At Daniel’s apartment , his mother, Nadia Feltes, 55, swathed in black, received guests paying their condolences. His two sisters wore mass-produced black T-shirts with his face on them and scanned the Internet for new Youtube videos and posts about their brother on social media sites.
In Daniel’s bedroom, a crucifix lay on his bed with the figure of Jesus splayed on top. Someone had taped a poster of Daniel above the bed with the word “martyr” emblazoned beneath his portrait. The notes his sisters used to scrawl on his walls, urging him to eat and to get enough sleep were still there.
When Daniel’s sister, Mary, found him lying on the hospital floor, wrapped in a blanket, he was already dead. She insisted on viewing the body and saw the fresh bullet wound in his chest. When her mother arrived she did the same, demanding an autopsy report for her son.
“I wanted to see him one more time,” Nadia said. “I needed to know how he died.
Still denying a role in the killings, the military council last week issued a decree banning discrimination against minorities, making it a crime punishable by jail time. But Daniel’s family and friends believe the new law is a cynical attempt to deflect blame.
“They issue this law and they are the perpetrators of bigotry,” a neighbor said.

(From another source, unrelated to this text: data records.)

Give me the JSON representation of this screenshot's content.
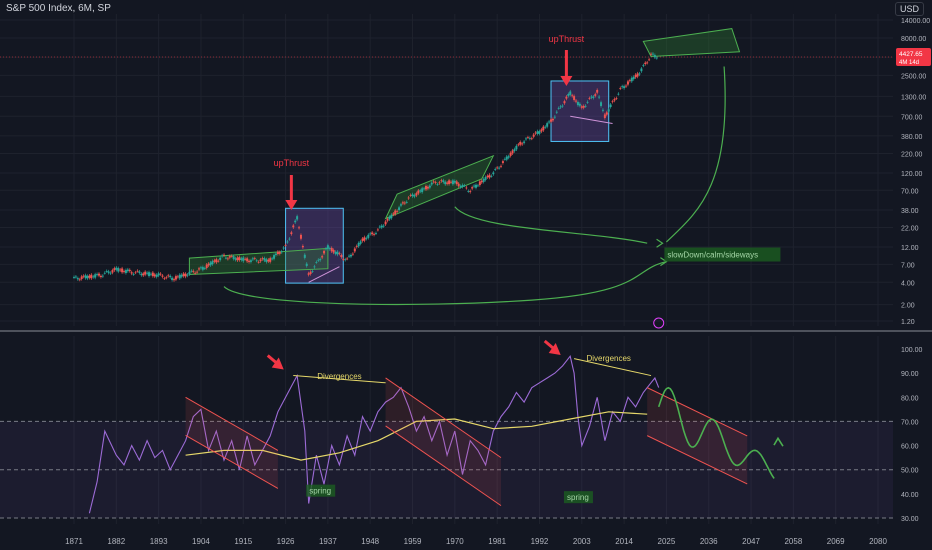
{
  "header": {
    "symbol": "S&P 500 Index, 6M, SP",
    "currency": "USD"
  },
  "price_badge": {
    "value": "4427.65",
    "sub": "4M 14d"
  },
  "chart_data": [
    {
      "type": "line",
      "title": "S&P 500 Index, 6M, SP",
      "yscale": "log",
      "ylim": [
        1.2,
        14000
      ],
      "yticks": [
        "14000.00",
        "8000.00",
        "4400.00",
        "2500.00",
        "1300.00",
        "700.00",
        "380.00",
        "220.00",
        "120.00",
        "70.00",
        "38.00",
        "22.00",
        "12.00",
        "7.00",
        "4.00",
        "2.00",
        "1.20"
      ],
      "annotations": [
        "upThrust",
        "upThrust",
        "slowDown/calm/sideways"
      ],
      "series": [
        {
          "x": [
            1871,
            1878,
            1882,
            1886,
            1893,
            1897,
            1904,
            1910,
            1916,
            1922,
            1926,
            1929,
            1932,
            1937,
            1942,
            1946,
            1950,
            1958,
            1965,
            1970,
            1974,
            1980,
            1987,
            1992,
            1995,
            2000,
            2003,
            2007,
            2009,
            2013,
            2018,
            2021,
            2023
          ],
          "values": [
            4.5,
            5,
            6,
            5.5,
            5,
            4.5,
            6,
            9,
            8,
            8,
            12,
            30,
            5,
            12,
            8,
            15,
            20,
            55,
            90,
            90,
            70,
            120,
            300,
            430,
            600,
            1450,
            900,
            1500,
            700,
            1600,
            2700,
            4700,
            4428
          ]
        }
      ],
      "grid": true,
      "legend": "none"
    },
    {
      "type": "line",
      "title": "",
      "ylim": [
        28,
        102
      ],
      "yticks": [
        "100.00",
        "90.00",
        "80.00",
        "70.00",
        "60.00",
        "50.00",
        "40.00",
        "30.00"
      ],
      "annotations": [
        "Divergences",
        "Divergences",
        "spring",
        "spring"
      ],
      "series": [
        {
          "x": [
            1875,
            1877,
            1879,
            1882,
            1884,
            1886,
            1888,
            1890,
            1892,
            1894,
            1896,
            1898,
            1900,
            1902,
            1904,
            1906,
            1908,
            1910,
            1912,
            1914,
            1916,
            1918,
            1920,
            1922,
            1924,
            1926,
            1928,
            1929,
            1931,
            1932,
            1934,
            1936,
            1938,
            1940,
            1942,
            1944,
            1946,
            1948,
            1950,
            1952,
            1954,
            1956,
            1958,
            1960,
            1962,
            1964,
            1966,
            1968,
            1970,
            1972,
            1974,
            1976,
            1978,
            1980,
            1982,
            1984,
            1986,
            1988,
            1990,
            1992,
            1994,
            1996,
            1998,
            2000,
            2001,
            2002,
            2003,
            2005,
            2007,
            2009,
            2011,
            2013,
            2015,
            2017,
            2019,
            2021,
            2022,
            2023
          ],
          "values": [
            32,
            45,
            66,
            56,
            52,
            60,
            54,
            62,
            55,
            58,
            50,
            56,
            62,
            72,
            75,
            58,
            66,
            54,
            62,
            50,
            64,
            52,
            58,
            64,
            74,
            80,
            86,
            89,
            66,
            36,
            56,
            44,
            60,
            52,
            64,
            56,
            72,
            66,
            74,
            78,
            80,
            84,
            76,
            66,
            72,
            62,
            70,
            56,
            66,
            48,
            62,
            58,
            52,
            66,
            72,
            76,
            82,
            78,
            84,
            86,
            88,
            90,
            93,
            97,
            90,
            72,
            60,
            68,
            80,
            62,
            74,
            70,
            80,
            76,
            82,
            86,
            88,
            84
          ]
        },
        {
          "x": [
            1900,
            1910,
            1920,
            1930,
            1940,
            1950,
            1960,
            1970,
            1980,
            1990,
            2000,
            2010,
            2020
          ],
          "values": [
            56,
            58,
            58,
            54,
            57,
            62,
            70,
            71,
            67,
            68,
            71,
            74,
            73
          ]
        }
      ],
      "grid": true,
      "legend": "none"
    }
  ],
  "xaxis": {
    "ticks": [
      "1871",
      "1882",
      "1893",
      "1904",
      "1915",
      "1926",
      "1937",
      "1948",
      "1959",
      "1970",
      "1981",
      "1992",
      "2003",
      "2014",
      "2025",
      "2036",
      "2047",
      "2058",
      "2069",
      "2080"
    ]
  },
  "colors": {
    "bg": "#131722",
    "price": "#26a69a",
    "down": "#ef5350",
    "rsi": "#9c6bd6",
    "sma": "#e6d86a",
    "accent_red": "#f23645",
    "green": "#4caf50",
    "orange": "#ff9800"
  }
}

As Daniel lay dying on the street, his friend Tony Sabry, 19, held him.
Daniel said he wanted his body to be “celebrated in Tahrir Square,” he told Sabry, just as some of the nearly 900 killed in the revolution were paraded through the center of the uprising.
Last week he got his wish.
“We will have an even greater revolution now,” Mary said. “The young people are so angry, there is no reform. Egypt is on the edge of an abyss. One step and we fall into nothingness.”